The area bounded by the circles ${x^2} + {y^2} = 1$ and ${x^2} + {y^2} = 4$ , and the pair of lines $\sqrt 3 ({x^2} + {y^2}) = 4xy$ in the first quadrant is equal to:
$
  (1){\text{ }}\dfrac{\pi }{2} \\
  (2){\text{ }}5\dfrac{\pi }{2} \\
  (3){\text{ }}3\pi \\
  (4){\text{ }}\dfrac{\pi }{4} \\
 $

Answer 1

Hint: Here we have given two equations of circle and a pair of straight lines is given so first of all we have to find individual equations of straight line and then draw a diagram of all the curves given and then shade the region in first quadrant which is formed by all four equations. And now we have to just find the area of that shaded diagram.

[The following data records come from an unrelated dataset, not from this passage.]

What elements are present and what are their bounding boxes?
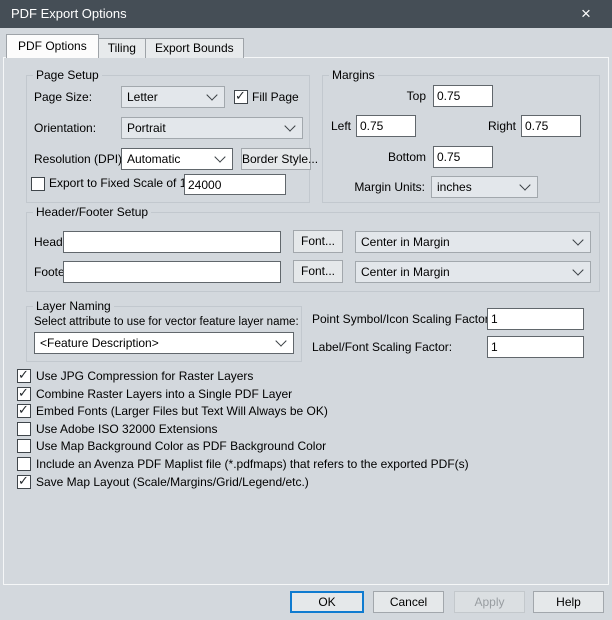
orientation-value: Portrait: [127, 121, 166, 135]
pdf-export-options-dialog: PDF Export Options × PDF Options Tiling …: [0, 0, 612, 620]
resolution-combo[interactable]: Automatic: [121, 148, 233, 170]
margin-units-label: Margin Units:: [349, 176, 425, 198]
page-size-label: Page Size:: [34, 86, 92, 108]
border-style-button[interactable]: Border Style...: [241, 148, 311, 170]
chevron-down-icon: [214, 151, 225, 162]
margin-units-value: inches: [437, 180, 472, 194]
point-scaling-label: Point Symbol/Icon Scaling Factor:: [312, 308, 492, 330]
check-icon: ✓: [18, 386, 29, 400]
margin-right-label: Right: [483, 115, 516, 137]
option-label: Use Adobe ISO 32000 Extensions: [36, 421, 217, 437]
option-checkbox[interactable]: ✓: [17, 387, 31, 401]
margins-legend: Margins: [329, 68, 378, 83]
page-setup-legend: Page Setup: [33, 68, 102, 83]
header-input[interactable]: [63, 231, 281, 253]
page-size-value: Letter: [127, 90, 158, 104]
window-title: PDF Export Options: [11, 0, 127, 28]
margin-top-label: Top: [383, 85, 426, 107]
page-size-combo[interactable]: Letter: [121, 86, 225, 108]
title-bar: PDF Export Options ×: [0, 0, 612, 28]
option-label: Use JPG Compression for Raster Layers: [36, 368, 253, 384]
margin-bottom-label: Bottom: [383, 146, 426, 168]
orientation-combo[interactable]: Portrait: [121, 117, 303, 139]
option-label: Combine Raster Layers into a Single PDF …: [36, 386, 292, 402]
option-label: Use Map Background Color as PDF Backgrou…: [36, 438, 326, 454]
tab-tiling[interactable]: Tiling: [99, 38, 146, 58]
margin-left-input[interactable]: [356, 115, 416, 137]
fill-page-checkbox[interactable]: ✓: [234, 90, 248, 104]
option-label: Save Map Layout (Scale/Margins/Grid/Lege…: [36, 474, 309, 490]
resolution-value: Automatic: [127, 152, 180, 166]
option-checkbox[interactable]: ✓: [17, 422, 31, 436]
check-icon: ✓: [18, 368, 29, 382]
layer-attribute-value: <Feature Description>: [40, 336, 159, 350]
option-checkbox[interactable]: ✓: [17, 457, 31, 471]
chevron-down-icon: [284, 120, 295, 131]
tab-strip: PDF Options Tiling Export Bounds: [6, 34, 244, 58]
help-button[interactable]: Help: [533, 591, 604, 613]
margin-bottom-input[interactable]: [433, 146, 493, 168]
cancel-button[interactable]: Cancel: [373, 591, 444, 613]
fixed-scale-label: Export to Fixed Scale of 1:: [49, 173, 190, 194]
option-label: Embed Fonts (Larger Files but Text Will …: [36, 403, 328, 419]
option-label: Include an Avenza PDF Maplist file (*.pd…: [36, 456, 469, 472]
ok-button[interactable]: OK: [290, 591, 364, 613]
layer-naming-legend: Layer Naming: [33, 299, 114, 314]
header-font-button[interactable]: Font...: [293, 230, 343, 253]
footer-position-value: Center in Margin: [361, 265, 450, 279]
fixed-scale-input[interactable]: [184, 174, 286, 195]
header-footer-legend: Header/Footer Setup: [33, 205, 151, 220]
layer-naming-group: Layer Naming Select attribute to use for…: [26, 306, 302, 362]
point-scaling-input[interactable]: [487, 308, 584, 330]
option-checkbox[interactable]: ✓: [17, 369, 31, 383]
page-setup-group: Page Setup Page Size: Letter ✓ Fill Page…: [26, 75, 310, 203]
check-icon: ✓: [18, 403, 29, 417]
option-checkbox[interactable]: ✓: [17, 439, 31, 453]
apply-button: Apply: [454, 591, 525, 613]
font-scaling-input[interactable]: [487, 336, 584, 358]
check-icon: ✓: [235, 89, 246, 103]
close-icon[interactable]: ×: [572, 0, 600, 28]
chevron-down-icon: [275, 335, 286, 346]
chevron-down-icon: [572, 264, 583, 275]
footer-position-combo[interactable]: Center in Margin: [355, 261, 591, 283]
margin-left-label: Left: [331, 115, 351, 137]
header-footer-group: Header/Footer Setup Header Font... Cente…: [26, 212, 600, 292]
footer-font-button[interactable]: Font...: [293, 260, 343, 283]
layer-attribute-label: Select attribute to use for vector featu…: [34, 314, 299, 330]
layer-attribute-combo[interactable]: <Feature Description>: [34, 332, 294, 354]
chevron-down-icon: [206, 89, 217, 100]
orientation-label: Orientation:: [34, 117, 96, 139]
margins-group: Margins Top Left Right Bottom Margin Uni…: [322, 75, 600, 203]
margin-top-input[interactable]: [433, 85, 493, 107]
header-position-value: Center in Margin: [361, 235, 450, 249]
margin-right-input[interactable]: [521, 115, 581, 137]
option-checkbox[interactable]: ✓: [17, 475, 31, 489]
fixed-scale-checkbox[interactable]: ✓: [31, 177, 45, 191]
footer-input[interactable]: [63, 261, 281, 283]
check-icon: ✓: [18, 474, 29, 488]
resolution-label: Resolution (DPI):: [34, 148, 125, 170]
chevron-down-icon: [572, 234, 583, 245]
option-checkbox[interactable]: ✓: [17, 404, 31, 418]
chevron-down-icon: [519, 179, 530, 190]
header-position-combo[interactable]: Center in Margin: [355, 231, 591, 253]
fill-page-label: Fill Page: [252, 86, 299, 108]
tab-export-bounds[interactable]: Export Bounds: [146, 38, 244, 58]
tab-pdf-options[interactable]: PDF Options: [6, 34, 99, 58]
font-scaling-label: Label/Font Scaling Factor:: [312, 336, 452, 358]
margin-units-combo[interactable]: inches: [431, 176, 538, 198]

Complete step by step answer:
Given- Circle 1: ${x^2} + {y^2} = 1$ and Circle 2: ${x^2} + {y^2} = 4$
Pair of lines: $\sqrt 3 ({x^2} + {y^2}) = 4xy$
Find the individual equations of the straight lines. We have
$\sqrt 3 {x^2} - 4xy + \sqrt 3 {y^2} = 0$
Factorizing,$\sqrt 3 {x^2} - 3xy - xy + \sqrt 3 {y^2} = 0$
Simplifying,$(x - \sqrt 3 y)(\sqrt 3 x - y)$
Line 1: $x - \sqrt 3 y = 0$ Line 2: $\sqrt 3 x - y = 0$

We need to find the shaded area. For this, we will use the sector formula.
When area of only a sector of a circle covering $\theta $ angle is to be found:
$\dfrac{\theta }{{2\pi }} \times \pi {r^2}$
Here, since we have to find the area of the region between two circles:$\dfrac{\theta }{{2\pi }} \times \pi [r_2^2 - r_1^2]$
The angle $\theta $ here is (60 - 30 = 30) i.e. $\dfrac{\pi }{6}$
${r_2} = 2{\text{ , }}{{\text{r}}_1} = 1$
On solving, we get
Area = $\dfrac{\pi }{4}$ .

So, the correct answer is “Option 4”.

Note: Whenever we get this type of question the key concept of solving is we should have knowledge on how to find individual equations of straight line when the equation of pair of straight lines is given. The formula of area of sector should be remembered. Area of sector = $\dfrac{\theta }{{2\pi }} \times \pi {r^2}$.